The Quest for God and the Jesus of History
Religion gets in the way of studying the Shroud of Turin, objectively. And yet, if the Shroud was not a religious object--one might say a relic--the impetus for seeking to understand its provenance and the nature of the images would be largely missing. Oh, yes, there would be interest. There would be people who are passionate about the Shroud just as there are people who are passionate about mysterious artifacts from history: old maps, stones with inscriptions, coins, pyramids and temples. But interest would not be as intense and widespread. Similarly, there would not be such impassioned skepticism about its possible authenticity.

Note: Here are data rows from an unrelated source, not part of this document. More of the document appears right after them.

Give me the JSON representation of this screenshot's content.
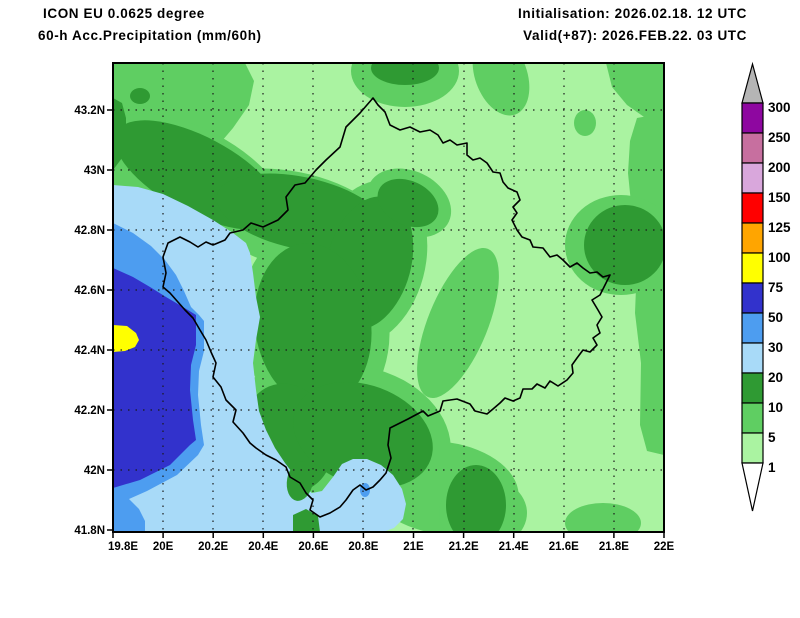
{
  "header": {
    "model": "ICON EU 0.0625 degree",
    "product": "60-h Acc.Precipitation (mm/60h)",
    "initialisation": "Initialisation: 2026.02.18. 12 UTC",
    "valid": "Valid(+87): 2026.FEB.22. 03 UTC"
  },
  "map": {
    "x_tick_labels": [
      "19.8E",
      "20E",
      "20.2E",
      "20.4E",
      "20.6E",
      "20.8E",
      "21E",
      "21.2E",
      "21.4E",
      "21.6E",
      "21.8E",
      "22E"
    ],
    "y_tick_labels": [
      "43.2N",
      "43N",
      "42.8N",
      "42.6N",
      "42.4N",
      "42.2N",
      "42N",
      "41.8N"
    ]
  },
  "colorbar": {
    "labels": [
      "300",
      "250",
      "200",
      "150",
      "125",
      "100",
      "75",
      "50",
      "30",
      "20",
      "10",
      "5",
      "1"
    ],
    "segment_colors": [
      "#8E07A0",
      "#C76F9F",
      "#D9A7DC",
      "#FF0000",
      "#FFA500",
      "#FFFF00",
      "#3232CC",
      "#4D9DF0",
      "#A8DAF8",
      "#2F9A33",
      "#5FCE62",
      "#AAF3A1"
    ],
    "over_color": "#B5B5B5",
    "under_color": "#FFFFFF"
  },
  "chart_data": {
    "type": "contour_map",
    "title": "60-h Acc.Precipitation (mm/60h)",
    "model": "ICON EU 0.0625 degree",
    "initialisation": "2026.02.18. 12 UTC",
    "valid": "2026.FEB.22. 03 UTC",
    "lead": "+87",
    "x_axis": {
      "ticks": [
        "19.8E",
        "20E",
        "20.2E",
        "20.4E",
        "20.6E",
        "20.8E",
        "21E",
        "21.2E",
        "21.4E",
        "21.6E",
        "21.8E",
        "22E"
      ],
      "range_deg_east": [
        19.8,
        22.0
      ]
    },
    "y_axis": {
      "ticks": [
        "43.2N",
        "43N",
        "42.8N",
        "42.6N",
        "42.4N",
        "42.2N",
        "42N",
        "41.8N"
      ],
      "range_deg_north": [
        41.8,
        43.36
      ]
    },
    "levels_mm": [
      1,
      5,
      10,
      20,
      30,
      50,
      75,
      100,
      125,
      150,
      200,
      250,
      300
    ],
    "level_colors": {
      "1-5": "#AAF3A1",
      "5-10": "#5FCE62",
      "10-20": "#2F9A33",
      "20-30": "#A8DAF8",
      "30-50": "#4D9DF0",
      "50-75": "#3232CC",
      "75-100": "#FFFF00",
      "100-125": "#FFA500",
      "125-150": "#FF0000",
      "150-200": "#D9A7DC",
      "200-250": "#C76F9F",
      "250-300": "#8E07A0",
      "over300": "#B5B5B5",
      "under1": "#FFFFFF"
    },
    "grid": "dotted 0.2-degree graticule",
    "legend_position": "right vertical colorbar",
    "features": [
      "Yellow 75-100 mm maximum patch at western map edge near 19.85E 42.42N",
      "Dark blue 50-75 mm area along western edge between about 42.15N and 42.65N",
      "Blue 20-50 mm band covering the western quarter and the south-west lowlands",
      "Dark green 10-20 mm band from the north-west across the centre to the south",
      "Light green 1-5 mm over most of the eastern half",
      "Smaller dark green 10-20 mm cells at top centre, east of centre and at the bottom",
      "Black national border outline crossing the centre of the map"
    ]
  }
}
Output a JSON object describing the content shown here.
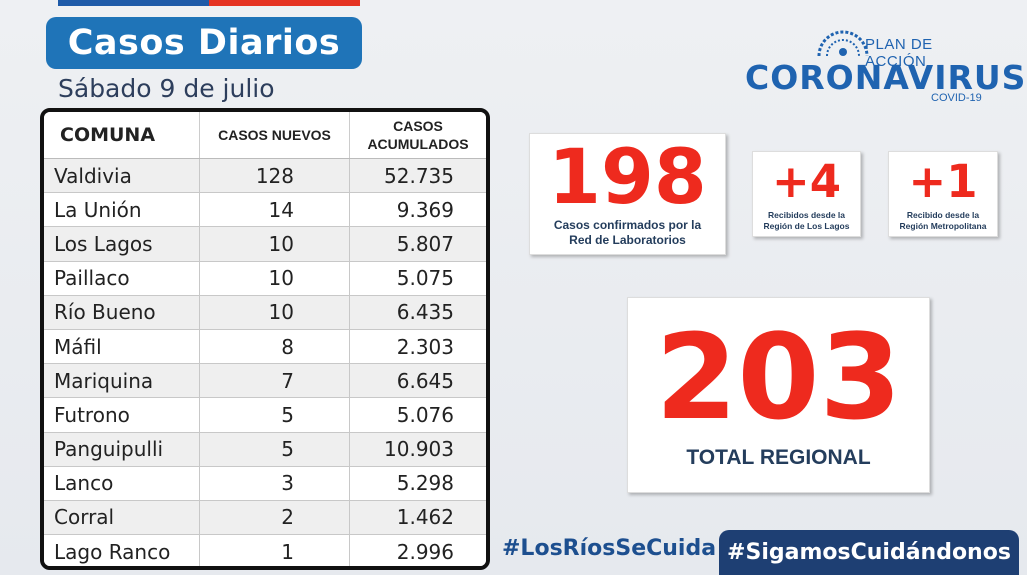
{
  "title": "Casos Diarios",
  "date": "Sábado 9  de julio",
  "table": {
    "headers": [
      "COMUNA",
      "CASOS NUEVOS",
      "CASOS ACUMULADOS"
    ],
    "rows": [
      {
        "comuna": "Valdivia",
        "nuevos": "128",
        "acumulados": "52.735"
      },
      {
        "comuna": "La Unión",
        "nuevos": "14",
        "acumulados": "9.369"
      },
      {
        "comuna": "Los Lagos",
        "nuevos": "10",
        "acumulados": "5.807"
      },
      {
        "comuna": "Paillaco",
        "nuevos": "10",
        "acumulados": "5.075"
      },
      {
        "comuna": "Río Bueno",
        "nuevos": "10",
        "acumulados": "6.435"
      },
      {
        "comuna": "Máfil",
        "nuevos": "8",
        "acumulados": "2.303"
      },
      {
        "comuna": "Mariquina",
        "nuevos": "7",
        "acumulados": "6.645"
      },
      {
        "comuna": "Futrono",
        "nuevos": "5",
        "acumulados": "5.076"
      },
      {
        "comuna": "Panguipulli",
        "nuevos": "5",
        "acumulados": "10.903"
      },
      {
        "comuna": "Lanco",
        "nuevos": "3",
        "acumulados": "5.298"
      },
      {
        "comuna": "Corral",
        "nuevos": "2",
        "acumulados": "1.462"
      },
      {
        "comuna": "Lago Ranco",
        "nuevos": "1",
        "acumulados": "2.996"
      }
    ]
  },
  "logo": {
    "plan": "PLAN DE ACCIÓN",
    "name": "CORONAVIRUS",
    "sub": "COVID-19"
  },
  "stats": {
    "lab": {
      "value": "198",
      "caption_1": "Casos confirmados por la",
      "caption_2": "Red de Laboratorios"
    },
    "los_lagos": {
      "value": "+4",
      "caption_1": "Recibidos desde la",
      "caption_2": "Región de Los Lagos"
    },
    "metropolitana": {
      "value": "+1",
      "caption_1": "Recibido desde la",
      "caption_2": "Región Metropolitana"
    },
    "total": {
      "value": "203",
      "caption": "TOTAL REGIONAL"
    }
  },
  "hashtags": {
    "first": "#LosRíosSeCuida",
    "second": "#SigamosCuidándonos"
  },
  "colors": {
    "accent_blue": "#1f74b8",
    "brand_blue": "#1f63b0",
    "highlight_red": "#ee2a1e",
    "dark_navy": "#1e3f73"
  }
}
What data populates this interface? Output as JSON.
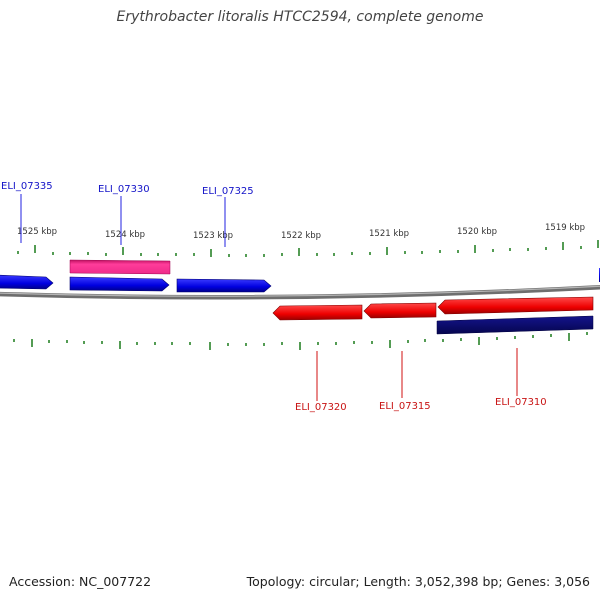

Shortly after Raymond Rogers published his findings in the peer-reviewed scientific journal Thermochimica Acta, decidedly showing that the 1988 carbon dating of the Shroud was invalid, Philip Ball, a former physical sciences editor for Nature, that most prestigious international science journal, the same journal that had published the carbon dating results in 1989. wrote in Nature Online:
The scientific study of the Turin Shroud is like a microcosm of the scientific search for God. It does more to inflame any debate than settle it . . . . And yet, the shroud is a remarkable artifact, one of the few religious relics to have a justifiably mythical status. It is simply not known how the ghostly image of a serene, bearded man was made. (Emphasis in bold mine)
Is Ball right? Is it a microcosm of the scientific search for God? To some extent it is. But it is more than that. It is, for some people an attempt to prove the Resurrection of Christ. We don't need to prove that God exists, some say, adding, but it would be nice to prove the Resurrection. Oh, yes, but such a supernatural act would seem to be proof.
Less specifically, it is part of the quest for the historical Jesus. If the Shroud is genuine, it might tell us much about the man, including, presumably, what he looked like. We must say presumably because we can't be certain the image is representative, even if it is genuine, so long as we don't know how the image was formed. The Shroud, if real, can also prove that those, like John Dominic Crossan, who argue that Jesus wasn't even buried in a tomb are wrong.
Because the Shroud is a religious object, it makes for easy believers and automatic skeptics. Objectivity suffers. But that is not all bad. Skeptics are needed to challenge beliefs. Unfortunately, to just attach the word God, the name Jesus, and the notion of religion to this artifact turns many people off, prevents funding for research and makes it difficult to publish findings.